無論、こうした批判は、五輪をはじめとするイベント事業にも及んでいる。
「F1の中止と五輪開催が暗礁に乗り上げたとの報道ばかりが注目を集めているが、実は韓国は経済大国であることを宣揚するために近年、さまざまな国際大会を開催し、負債で首が回らなくなっているのです。韓国国民はこうした政府のお粗末な政策に呆れ返っており、朴政権を指弾する声は日増しに強まっています」(前出・ソウル特派記者)
この特派記者が語る通り、近年の韓国は、まさに国際大会のオンパレード。例えば、世界大学生乗馬選手権大会('10年)や世界陸上選手権大会('11年)、仁川アジア競技大会('13年)、世界漕艇選手権大会('13年)等々…。枚挙に暇がないほどのイベントを催してきたのである。
「これらは地方自治体が主となって開催してきたが、うち黒字となったものはゼロ。施設建設や運営費など、大会を催すのに掛かった費用の総額は1兆2571億ウォン(約1300億円)といわれ、実情は1兆537億ウォン(約1100億円)もの赤字を計上しているのです。この韓国のやり方は『成り上がりの三流国家方式』と海外でも評判で、五輪の協賛企業が集まらないことやF1チケットが売れないのもこのためなのです」(同)

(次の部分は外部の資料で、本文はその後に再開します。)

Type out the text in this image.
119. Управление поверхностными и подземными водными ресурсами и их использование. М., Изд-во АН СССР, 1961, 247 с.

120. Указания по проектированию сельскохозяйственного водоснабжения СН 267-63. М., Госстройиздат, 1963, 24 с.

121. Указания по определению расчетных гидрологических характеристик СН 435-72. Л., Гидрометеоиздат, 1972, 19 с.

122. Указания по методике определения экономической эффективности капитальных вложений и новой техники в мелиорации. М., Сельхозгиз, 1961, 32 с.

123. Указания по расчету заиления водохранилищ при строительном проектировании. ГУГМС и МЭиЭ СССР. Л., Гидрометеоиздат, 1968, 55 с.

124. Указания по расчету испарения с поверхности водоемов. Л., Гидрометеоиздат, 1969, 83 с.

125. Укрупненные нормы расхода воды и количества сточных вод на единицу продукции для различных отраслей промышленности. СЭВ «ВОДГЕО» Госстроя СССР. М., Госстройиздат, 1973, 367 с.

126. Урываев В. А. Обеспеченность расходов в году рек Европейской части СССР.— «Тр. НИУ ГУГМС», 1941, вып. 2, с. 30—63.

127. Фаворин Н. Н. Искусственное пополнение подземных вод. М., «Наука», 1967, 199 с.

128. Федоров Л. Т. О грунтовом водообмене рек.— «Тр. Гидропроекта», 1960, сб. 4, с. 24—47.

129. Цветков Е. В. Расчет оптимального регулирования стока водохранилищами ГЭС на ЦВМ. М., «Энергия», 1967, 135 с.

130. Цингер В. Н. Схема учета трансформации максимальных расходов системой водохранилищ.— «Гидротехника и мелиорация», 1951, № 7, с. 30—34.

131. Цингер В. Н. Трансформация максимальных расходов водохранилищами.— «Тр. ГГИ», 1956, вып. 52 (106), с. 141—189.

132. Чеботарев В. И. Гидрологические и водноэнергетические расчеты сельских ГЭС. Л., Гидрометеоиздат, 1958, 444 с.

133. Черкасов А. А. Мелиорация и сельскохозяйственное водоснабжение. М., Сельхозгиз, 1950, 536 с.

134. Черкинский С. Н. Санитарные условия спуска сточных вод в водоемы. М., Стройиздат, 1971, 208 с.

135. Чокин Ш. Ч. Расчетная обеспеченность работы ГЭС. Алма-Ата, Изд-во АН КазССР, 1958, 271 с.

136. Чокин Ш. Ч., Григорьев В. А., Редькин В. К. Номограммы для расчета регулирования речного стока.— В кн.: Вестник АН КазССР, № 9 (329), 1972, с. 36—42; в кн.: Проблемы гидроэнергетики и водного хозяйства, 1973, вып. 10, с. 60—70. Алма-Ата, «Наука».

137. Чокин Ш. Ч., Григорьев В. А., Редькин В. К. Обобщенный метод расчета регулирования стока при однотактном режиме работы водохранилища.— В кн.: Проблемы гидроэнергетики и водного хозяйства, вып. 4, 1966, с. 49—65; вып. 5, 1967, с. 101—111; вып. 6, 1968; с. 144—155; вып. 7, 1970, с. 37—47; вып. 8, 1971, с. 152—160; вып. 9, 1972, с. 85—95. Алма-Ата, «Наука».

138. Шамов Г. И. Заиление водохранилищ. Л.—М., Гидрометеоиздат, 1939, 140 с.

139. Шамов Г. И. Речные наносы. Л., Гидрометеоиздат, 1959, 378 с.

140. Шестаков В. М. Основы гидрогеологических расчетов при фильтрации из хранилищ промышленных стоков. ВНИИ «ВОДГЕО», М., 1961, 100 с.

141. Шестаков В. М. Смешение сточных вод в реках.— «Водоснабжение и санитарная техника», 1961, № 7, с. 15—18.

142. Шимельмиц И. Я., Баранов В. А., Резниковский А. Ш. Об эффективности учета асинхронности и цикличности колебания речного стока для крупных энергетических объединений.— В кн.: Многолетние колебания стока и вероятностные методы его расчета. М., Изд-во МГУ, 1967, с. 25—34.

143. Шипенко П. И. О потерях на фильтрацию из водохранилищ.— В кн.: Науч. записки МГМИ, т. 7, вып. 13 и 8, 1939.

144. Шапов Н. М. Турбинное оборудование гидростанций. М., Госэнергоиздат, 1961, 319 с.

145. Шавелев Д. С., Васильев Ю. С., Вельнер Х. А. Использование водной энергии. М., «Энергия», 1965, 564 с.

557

ただ、気になるのはなぜ韓国がこうした没落政策に奔走し続けてきたのかだが、そこには呆れた理由が存在するとみられているのだ。
「財閥の衰退やあり得ない数のイベント開催は、全て朴政権が舵を切った反日政策に起因しているとみられている。そもそも、急速な発展で経済大国の仲間入りをした韓国の技術力は日本に遠く及ばないが、これを補うために従軍慰安婦問題を追及。日本の国際社会からの排除を狙ったのです。だが、その代償として日本からの技術導入や観光客など、経済的な多くの支えを失ってしまった。結果、貧すれば鈍すで、負の悪循環が加速したのです」(前出・経済アナリスト)
また、前出の政治部記者が言う。
「日韓は緊急時に通貨を融通しあう『スワップ協定』を結んでいるが、この実態は日本からの経済支援。韓国は経済危機のたびに日本に救済されてきた過去があり、これを使えば今回も一時的に経済苦境から脱することができるのです。ところが、朴政権は2月23日に期限切れとなるこの1兆1000億円を上限とする協定の延長を終了した。そのため、国内からは『反日政策に固執する大統領が韓国経済を滅ぼす!』との悲痛な声が上がっているのです」
まさに、韓国経済は日本への怨嗟に押しつぶされそうな勢いだが、それも自業自得と言うべきか。